Buenos Aires, 2 agosto (NA) -- Las crisis deportivas de Boca, River y Racing dejaron escenas poco habituales: hinchas que descargaron su bronca contra jugadores, dirigentes, técnicos e incluso ídolos históricos, en señales de ciclos que comenzaban a acercarse a su final.
Este sábado, tras la derrota de Racing ante Tigre por el Torneo Clausura, los simpatizantes cantaron contra Diego Milito, ídolo y actual presidente del club.
En Boca, una recordada derrota ante Atlético Rafaela en 2014 provocó una reacción inédita contra Carlos Bianchi: “Le pido perdón a la gente de Boca”, dijo el entrenador, que asumió: “El primer responsable soy yo”.
A mediados de 2025, la tensión volvió a crecer en otros partidos, cuando tras el empate con Lanús, apareció por primera vez el “La Comisión, la Comisión...” contra la dirigencia de Juan Román Riquelme y el Consejo de Fútbol.
También hubo silbidos para Marcos Rojo, Tomás Belmonte y Alan Velasco y un fuerte “Que se vayan todos”. La bronca continuó afuera de la Bombonera, donde hinchas insultaron directamente a Riquelme.

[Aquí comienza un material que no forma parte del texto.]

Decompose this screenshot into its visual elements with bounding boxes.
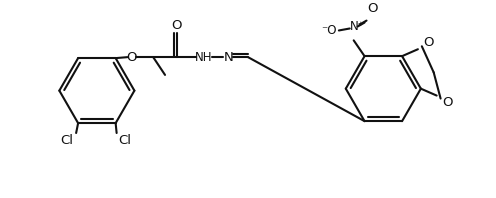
Text: O: O [126, 51, 137, 64]
Text: O: O [367, 2, 378, 15]
Text: NH: NH [195, 51, 212, 64]
Text: N: N [223, 51, 233, 64]
Text: O: O [172, 19, 182, 32]
Text: Cl: Cl [61, 134, 74, 148]
Text: O: O [424, 36, 434, 49]
Text: ⁻O: ⁻O [321, 24, 337, 37]
Text: O: O [442, 96, 453, 109]
Text: N⁺: N⁺ [350, 20, 365, 33]
Text: Cl: Cl [118, 134, 131, 148]
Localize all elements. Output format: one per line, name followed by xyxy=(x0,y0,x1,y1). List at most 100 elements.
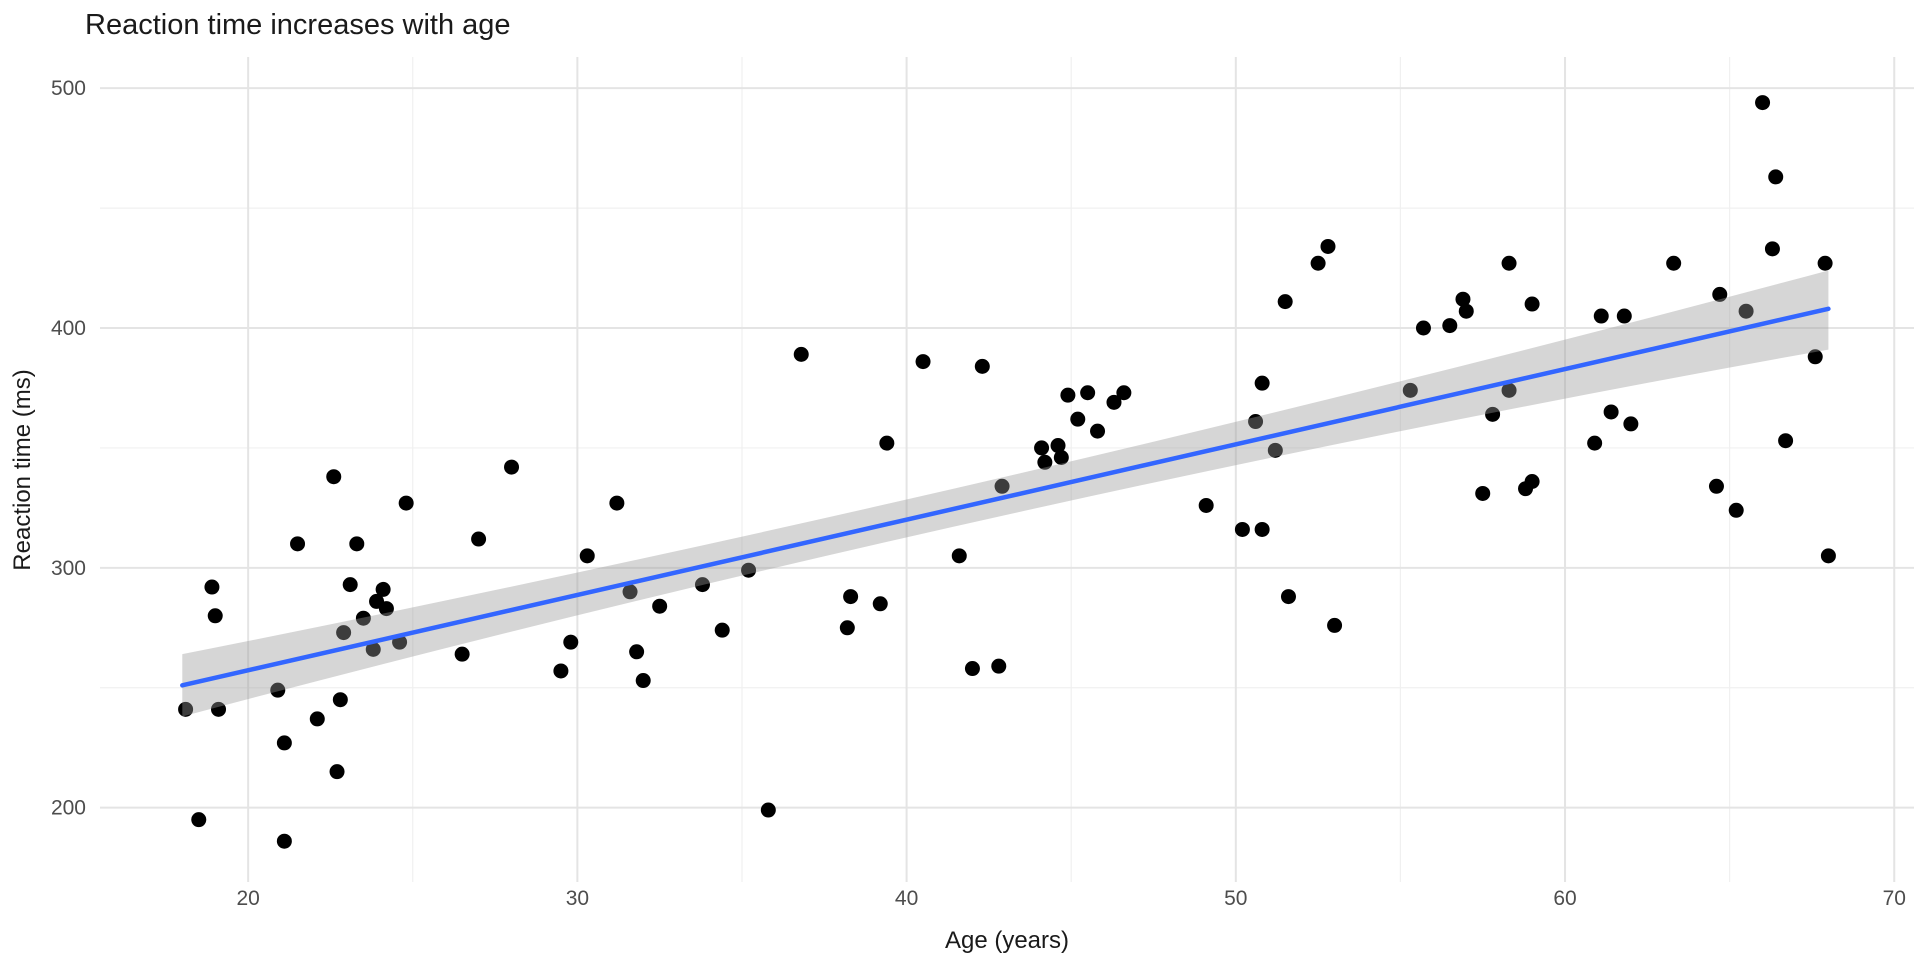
scatter-point xyxy=(622,584,638,600)
scatter-point xyxy=(1712,286,1728,302)
scatter-point xyxy=(1764,241,1780,257)
scatter-point xyxy=(375,581,391,597)
scatter-point xyxy=(1603,404,1619,420)
scatter-point xyxy=(760,802,776,818)
scatter-point xyxy=(1037,454,1053,470)
scatter-point xyxy=(1501,382,1517,398)
scatter-point xyxy=(1310,255,1326,271)
scatter-point xyxy=(1458,303,1474,319)
scatter-point xyxy=(398,495,414,511)
x-tick-label: 50 xyxy=(1224,887,1247,910)
scatter-point xyxy=(1053,450,1069,466)
scatter-point xyxy=(332,692,348,708)
scatter-point xyxy=(609,495,625,511)
scatter-point xyxy=(1501,255,1517,271)
scatter-point xyxy=(276,833,292,849)
scatter-point xyxy=(326,469,342,485)
scatter-point xyxy=(714,622,730,638)
x-axis-tick-labels: 20 30 40 50 60 70 xyxy=(236,887,1905,910)
scatter-point xyxy=(635,673,651,689)
scatter-point xyxy=(872,596,888,612)
scatter-point xyxy=(1116,385,1132,401)
scatter-point xyxy=(207,608,223,624)
scatter-point xyxy=(1034,440,1050,456)
x-tick-label: 20 xyxy=(236,887,259,910)
scatter-point xyxy=(1402,382,1418,398)
scatter-point xyxy=(1666,255,1682,271)
y-tick-label: 500 xyxy=(51,77,86,100)
major-gridlines xyxy=(100,57,1914,882)
regression-line xyxy=(180,306,1831,688)
scatter-point xyxy=(1524,296,1540,312)
scatter-point xyxy=(290,536,306,552)
scatter-point xyxy=(1415,320,1431,336)
scatter-point xyxy=(694,577,710,593)
scatter-point xyxy=(355,610,371,626)
scatter-point xyxy=(1708,478,1724,494)
y-axis-title: Reaction time (ms) xyxy=(9,369,36,570)
scatter-point xyxy=(276,735,292,751)
scatter-point xyxy=(1475,485,1491,501)
scatter-point xyxy=(951,548,967,564)
scatter-point xyxy=(1248,414,1264,430)
scatter-point xyxy=(1106,394,1122,410)
scatter-point xyxy=(1280,589,1296,605)
chart-title: Reaction time increases with age xyxy=(85,9,511,41)
scatter-point xyxy=(1768,169,1784,185)
scatter-point xyxy=(741,562,757,578)
scatter-point xyxy=(579,548,595,564)
scatter-point xyxy=(336,625,352,641)
scatter-point xyxy=(1524,473,1540,489)
scatter-point xyxy=(191,812,207,828)
scatter-point xyxy=(1817,255,1833,271)
scatter-point xyxy=(1455,291,1471,307)
scatter-point xyxy=(964,661,980,677)
scatter-point xyxy=(1060,387,1076,403)
scatter-point xyxy=(349,536,365,552)
scatter-point xyxy=(1320,238,1336,254)
scatter-point xyxy=(1616,308,1632,324)
scatter-point xyxy=(1623,416,1639,432)
scatter-point xyxy=(915,354,931,370)
scatter-point xyxy=(378,601,394,617)
scatter-point xyxy=(1778,433,1794,449)
scatter-point xyxy=(629,644,645,660)
scatter-point xyxy=(994,478,1010,494)
scatter-point xyxy=(1070,411,1086,427)
scatter-point xyxy=(178,701,194,717)
scatter-point xyxy=(1267,442,1283,458)
x-tick-label: 70 xyxy=(1883,887,1906,910)
scatter-points xyxy=(178,95,1836,849)
scatter-point xyxy=(454,646,470,662)
confidence-band xyxy=(182,270,1829,717)
scatter-point xyxy=(1807,349,1823,365)
x-tick-label: 60 xyxy=(1553,887,1576,910)
scatter-point xyxy=(1080,385,1096,401)
scatter-point xyxy=(563,634,579,650)
x-tick-label: 40 xyxy=(895,887,918,910)
scatter-point xyxy=(879,435,895,451)
scatter-point xyxy=(1820,548,1836,564)
scatter-point xyxy=(843,589,859,605)
scatter-point xyxy=(471,531,487,547)
scatter-point xyxy=(342,577,358,593)
scatter-point xyxy=(1327,617,1343,633)
y-tick-label: 400 xyxy=(51,317,86,340)
scatter-point xyxy=(1755,95,1771,111)
y-axis-tick-labels: 200 300 400 500 xyxy=(51,77,86,819)
scatter-point xyxy=(1254,375,1270,391)
scatter-point xyxy=(1234,521,1250,537)
scatter-point xyxy=(1587,435,1603,451)
x-tick-label: 30 xyxy=(566,887,589,910)
scatter-point xyxy=(211,701,227,717)
scatter-point xyxy=(1277,294,1293,310)
y-tick-label: 200 xyxy=(51,797,86,820)
minor-gridlines xyxy=(100,57,1914,882)
scatter-point xyxy=(1254,521,1270,537)
scatter-point xyxy=(309,711,325,727)
scatter-point xyxy=(1442,318,1458,334)
y-tick-label: 300 xyxy=(51,557,86,580)
scatter-point xyxy=(365,641,381,657)
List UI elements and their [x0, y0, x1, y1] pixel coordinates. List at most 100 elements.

River atravesó una situación similar con Daniel Passarella. El presidente fue insultado cuando intentó ubicarse en la popular ante Almirante Brown y debió retirarse.
Tras una derrota ante Racing, unos 400 socios también lo apuntaron en el hall del Monumental y pidieron su renuncia. El repudio llegó incluso a un homenaje a Matías Almeyda, donde Passarella recibió silbidos e insultos.
En Racing, los hinchas castigaron al plantel y a Mostaza Merlo tras caer ante Gimnasia. El técnico suspendió la conferencia por primera vez.
Años después, Alfio Basile también reaccionó ante insultos: pidió que lo insultaran a él y terminó enfrentándose verbalmente con un hincha. La escena sintetizó una constante: cuando los resultados se desploman, ni los ídolos quedan a salvo.